Po pierwsze uwielbiam kraft. Nie chodzi mi tylko o piwo rzemieślnicze. Kocham wszelkiego rodzaju rękodzieło - robię wędliny, zakwasy, nalewki, szyję, maluję, rysuję, wyplatam, haftuję, miałam też epizod meblarski. Ogromną radość sprawia mi robienie rzeczy własnymi rękami, od podstaw, czasem metodą prób i błędów. Jaram się tym strasznie, a duma którą czuję za każdym razem kiedy widzę, że zrobiłam coś super, przypomina mi słowa z Księgi Rodzaju. Każde stworzenie jest skwitowane frazą: "A widział Bóg, że były dobre". I właśnie tak mnie to jara.

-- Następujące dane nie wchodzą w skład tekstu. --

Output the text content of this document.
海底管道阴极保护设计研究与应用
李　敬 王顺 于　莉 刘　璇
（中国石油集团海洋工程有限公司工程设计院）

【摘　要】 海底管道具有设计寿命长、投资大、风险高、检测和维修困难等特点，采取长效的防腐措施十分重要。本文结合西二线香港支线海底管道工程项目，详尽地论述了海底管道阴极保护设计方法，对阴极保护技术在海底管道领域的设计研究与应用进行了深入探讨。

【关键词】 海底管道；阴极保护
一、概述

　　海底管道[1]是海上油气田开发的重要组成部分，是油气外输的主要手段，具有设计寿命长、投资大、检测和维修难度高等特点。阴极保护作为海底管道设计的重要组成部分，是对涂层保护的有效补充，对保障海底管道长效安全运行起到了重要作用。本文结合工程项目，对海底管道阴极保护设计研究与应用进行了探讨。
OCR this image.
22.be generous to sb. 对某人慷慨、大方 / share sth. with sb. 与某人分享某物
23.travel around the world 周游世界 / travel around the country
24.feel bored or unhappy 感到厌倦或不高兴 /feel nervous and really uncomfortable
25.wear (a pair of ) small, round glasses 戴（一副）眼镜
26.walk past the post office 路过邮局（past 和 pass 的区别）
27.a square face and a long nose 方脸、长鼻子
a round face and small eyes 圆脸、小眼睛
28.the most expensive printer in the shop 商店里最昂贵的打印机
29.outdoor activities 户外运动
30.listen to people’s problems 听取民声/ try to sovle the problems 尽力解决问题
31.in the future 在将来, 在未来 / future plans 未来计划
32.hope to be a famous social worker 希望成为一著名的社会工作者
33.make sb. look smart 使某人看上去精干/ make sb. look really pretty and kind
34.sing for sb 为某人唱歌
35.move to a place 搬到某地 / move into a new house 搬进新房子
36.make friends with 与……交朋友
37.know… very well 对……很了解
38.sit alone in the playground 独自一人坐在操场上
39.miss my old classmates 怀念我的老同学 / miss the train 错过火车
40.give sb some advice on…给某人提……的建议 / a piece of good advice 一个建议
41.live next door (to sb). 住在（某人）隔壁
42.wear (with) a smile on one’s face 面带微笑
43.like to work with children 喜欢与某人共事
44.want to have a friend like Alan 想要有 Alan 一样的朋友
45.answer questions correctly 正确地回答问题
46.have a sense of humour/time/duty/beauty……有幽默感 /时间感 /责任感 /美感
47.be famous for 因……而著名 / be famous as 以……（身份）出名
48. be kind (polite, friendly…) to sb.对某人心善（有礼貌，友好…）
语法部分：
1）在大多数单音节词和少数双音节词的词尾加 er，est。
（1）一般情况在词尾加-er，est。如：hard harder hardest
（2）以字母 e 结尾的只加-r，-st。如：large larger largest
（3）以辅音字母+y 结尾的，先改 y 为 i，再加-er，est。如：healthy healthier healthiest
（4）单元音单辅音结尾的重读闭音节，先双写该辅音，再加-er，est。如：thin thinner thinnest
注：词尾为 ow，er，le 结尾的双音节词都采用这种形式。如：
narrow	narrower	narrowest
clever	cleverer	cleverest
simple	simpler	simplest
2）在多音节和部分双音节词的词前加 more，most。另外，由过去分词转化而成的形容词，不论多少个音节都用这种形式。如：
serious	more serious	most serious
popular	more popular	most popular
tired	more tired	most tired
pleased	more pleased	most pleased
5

Moją drugą miłością jest karmienie ludzi. Wierzcie mi lub nie, ale kiedy mieszkałam sama, to żywiłam się mrożonkami lub mchem i paprocią. Dopiero kiedy odkryłam gotowanie dla innych, przestało mi być wszystko jedno co gotuję. Może zabrzmi to trochę fetyszystycznie, ale kocham patrzyć jak ludzie jedzą. Jak ich oczy zmieniają się jak im coś smakuje - musicie kiedyś zaobserwować ten wyraz zaskoczenia kiedy coś smakuje lepiej niż człowiek się spodziewał. Oczy robią się okrągłe, szkliste, brwi podnoszą się, a całe spojrzenie "rozszerza się". I to jest super.
Ale ponad wszystko lubię uczyć się nowych rzeczy - mam przez to sto tysięcy hobby i milion niedokończonych projektów, ale jak już wiecie, doprowadzam to wszystko do końca, tylko niezwykle powoli. Wychodzę jednak z założenia, że nawet mały progres, zawsze jest progresem, a w trybie życia jaki wybrałam ciężko jest robić cokolwiek w inny sposób, bo wygospodarowanie kilku godzin w tygodniu jest dla mnie łatwiejsze kiedy nie musi to być kilka godzin "ciągiem".
Także po tym przydługim wstępie mogę już odpowiedzieć na pytanie co dalej z tym Brzuchem Piwnym.
Na pewno nie będzie to blog tylko o piwie, a już tym bardziej nie będę robiła recenzji piwnych. Po prostu nie jest to w kręgu moich zainteresowań. Po drugie nie widzę siebie w roli DD Reportera, który wrzuca nowinki z piwnego półswiatka albo robi podsumowania w stylu "10 stylów piwnych do wypicia w kapciach". Zwyczajnie nie jestem tym typem. Piwo to mój ulubiony alkohol, ale nie jestem i najprawdopodobniej nigdy nie będę piwnym ekspertem. Doceniam sztosy, ale nie ustawiam się po nie w kolejce, wolę wydać więcej na piwo niż gorzko się rozczarować, ale na co dzień zadowolę się ofertą osiedlowego.
Czego zatem będzie więcej? Myślę, że przede wszystkim mnie. Nie musicie się jednak obawiać, że nagle będą pojawiać się tu same selfiaczki z browarem w łapie. Po prostu myślę, że pisząc o rzeczach, które są mi bliskie, siłą rzeczy dam się poznać. Po drugie na pewno będę zbaczała na tematy niepiwne - fermentacja, dojrzewanie, własne miniuprawy, mieszanki przypraw, procesy chemiczne w gotowaniu. Same najciekawsze tematy. Po trzecie - piwo. PIPA (Polish India Pale Ale) czeka na wolną sobotę, więc razem z Wami będę się uczyła warzyć piwo. Nie mogę się doczekać!